Review of public investment management performance in an economic crisis: how can we measure this performance and what are the most conducive institutional arrangements for investment management?
Abstract
This Paper reviews how and why various countries are seeking to boost their public investment management performance in response to the current economic downturn. The Paper focuses on the potential roles for public investment management in the current downturn, including: (i) scaling-up investment spending i.e. simply doing more; (ii) selecting investments that are likely to be most effective in terms of stimulating the economy or protecting particular social/vulnerable groups; (iii) helping to accelerate investments by reducing the time between conception to implementation; and (iv) other improvements in the general quality of investment spending (i.e., reducing waste or enhancing efficiency and effectiveness).
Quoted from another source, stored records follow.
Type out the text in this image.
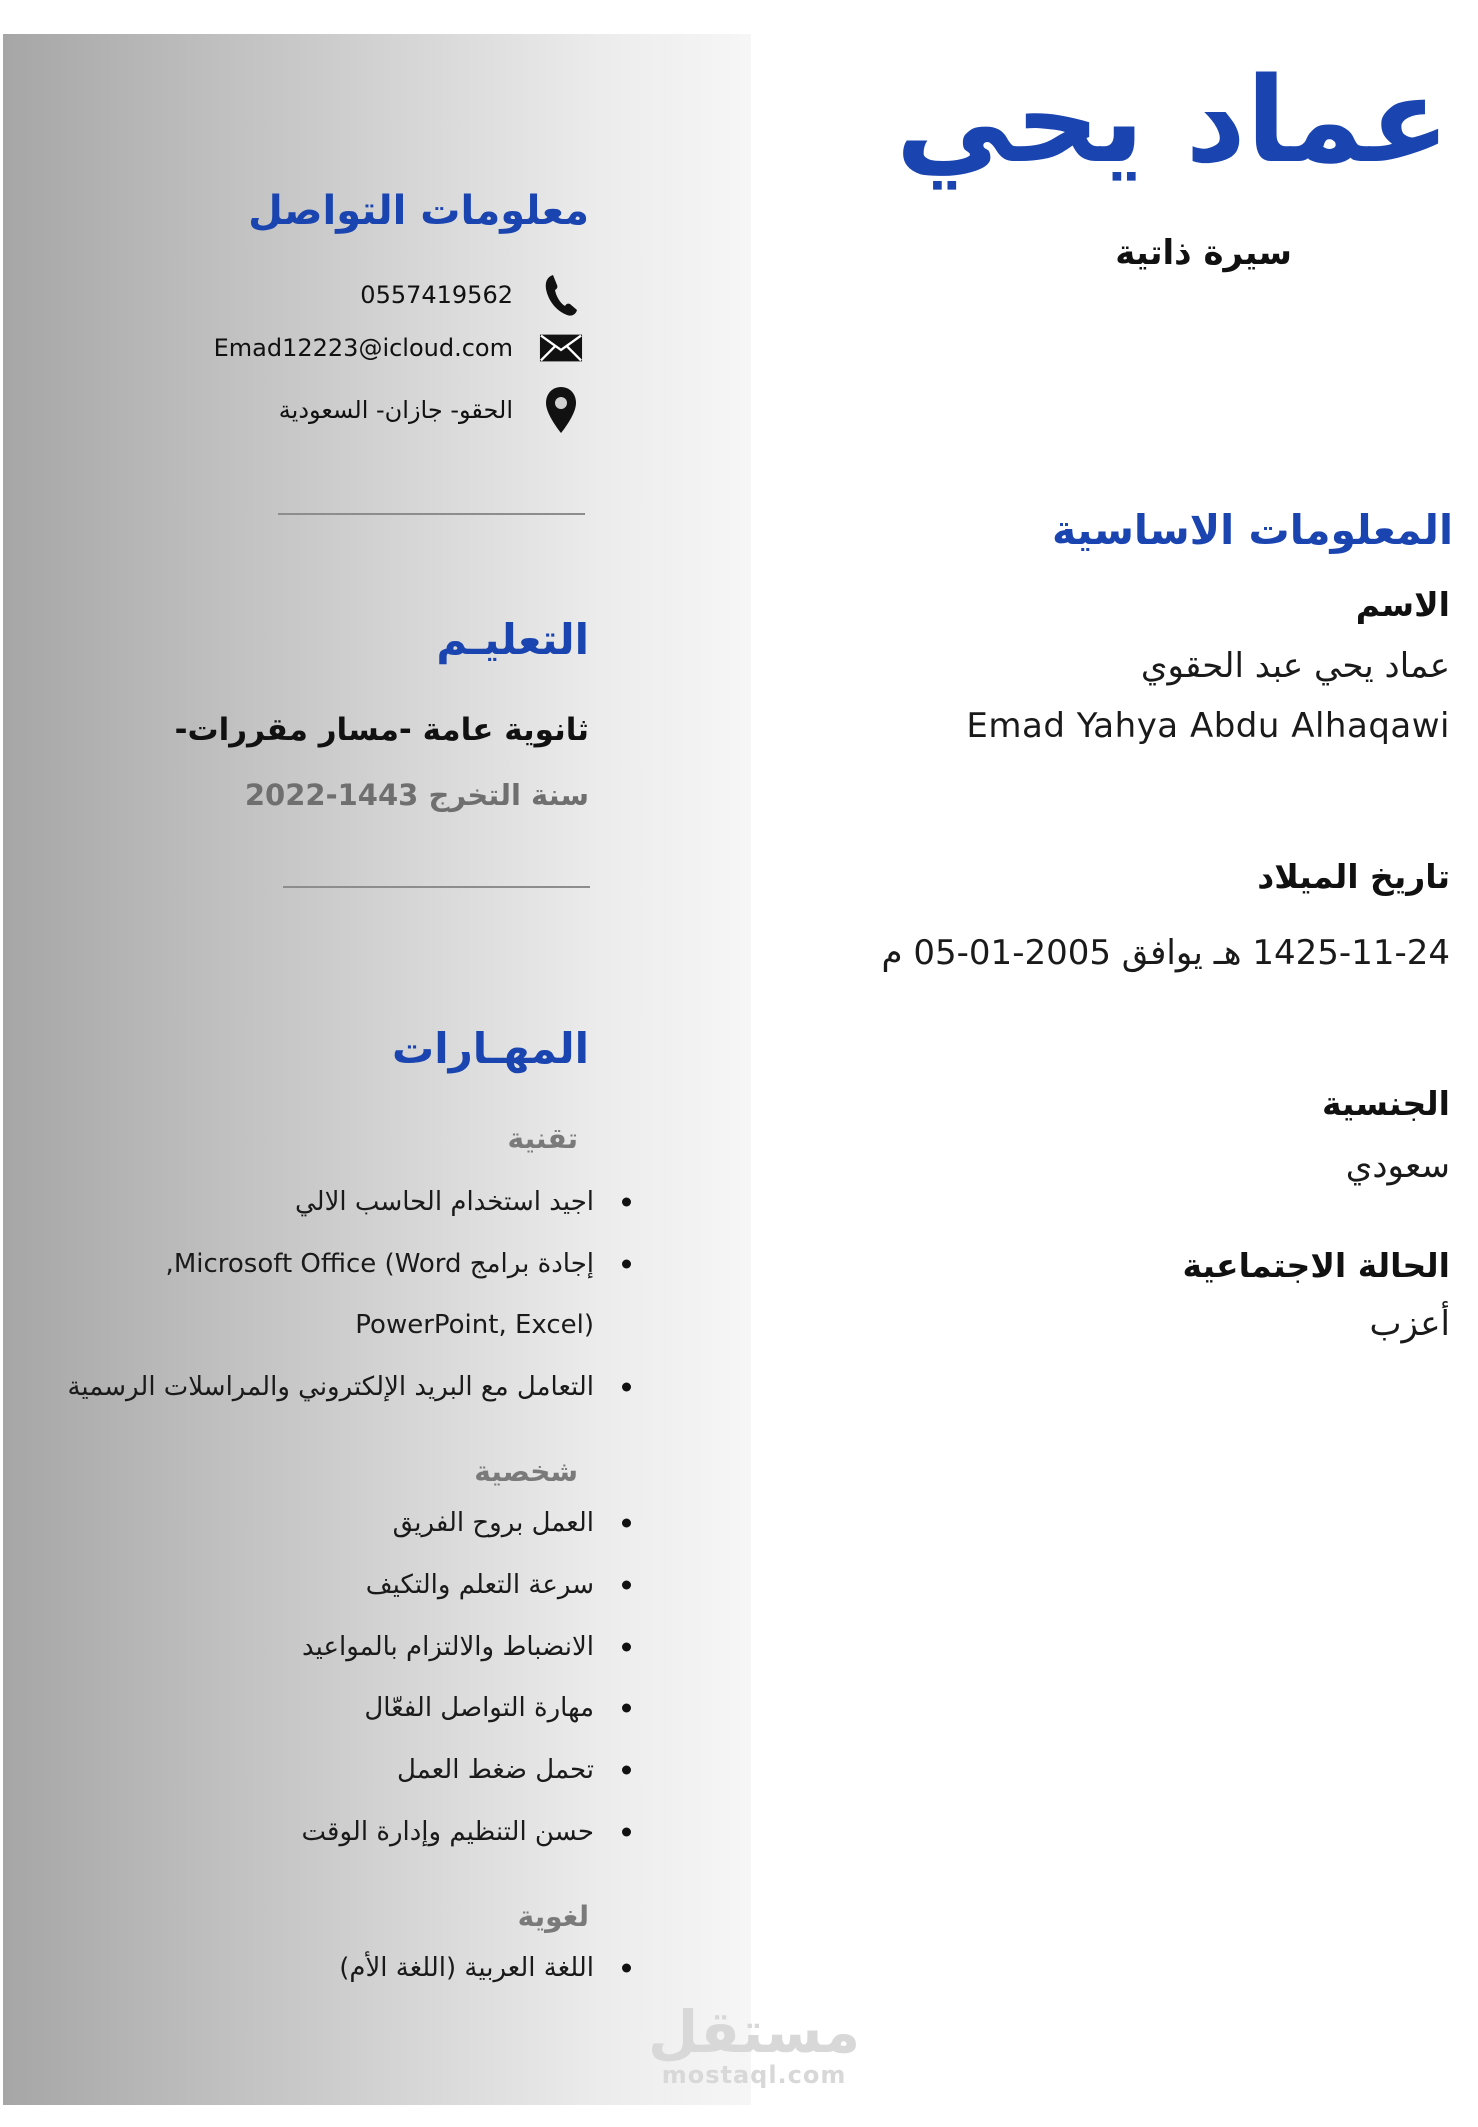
عماد يحي
سيرة ذاتية
معلومات التواصل
0557419562
Emad12223@icloud.com
الحقو- جازان- السعودية
التعليـم
ثانوية عامة -مسار مقررات-
سنة التخرج 1443-2022
المهـارات
تقنية
اجيد استخدام الحاسب الالي
إجادة برامج Microsoft Office (Word,
PowerPoint, Excel)
التعامل مع البريد الإلكتروني والمراسلات الرسمية
شخصية
العمل بروح الفريق
سرعة التعلم والتكيف
الانضباط والالتزام بالمواعيد
مهارة التواصل الفعّال
تحمل ضغط العمل
حسن التنظيم وإدارة الوقت
لغوية
اللغة العربية (اللغة الأم)
المعلومات الاساسية
الاسم
عماد يحي عبد الحقوي
Emad Yahya Abdu Alhaqawi
تاريخ الميلاد
1425-11-24 هـ يوافق 2005-01-05 م
الجنسية
سعودي
الحالة الاجتماعية
أعزب
مستقل
mostaql.com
The paper firstly considers why governments are trying to boost investment spending in response to the current economic downturn, in contrast to many previous such recessions. The Paper briefly describes the types of investment spending that might best be undertaken to combat a large economic downturn (i.e. what gives the biggest value for money in terms of stimulus and/or social protection?). It then examines how we might know that we are getting more high quality investments (i.e., how can we measure the performance of public investment management?). Finally, the paper looks at the different institutional arrangements, systems, procedures, capacity and managerial arrangements that may be introduced to help promote efficient public investment to combat the crisis and seeks to identify some lessons can be drawn from country experience in terms of strengthening these features, considering the urgency presented by the current economic situation.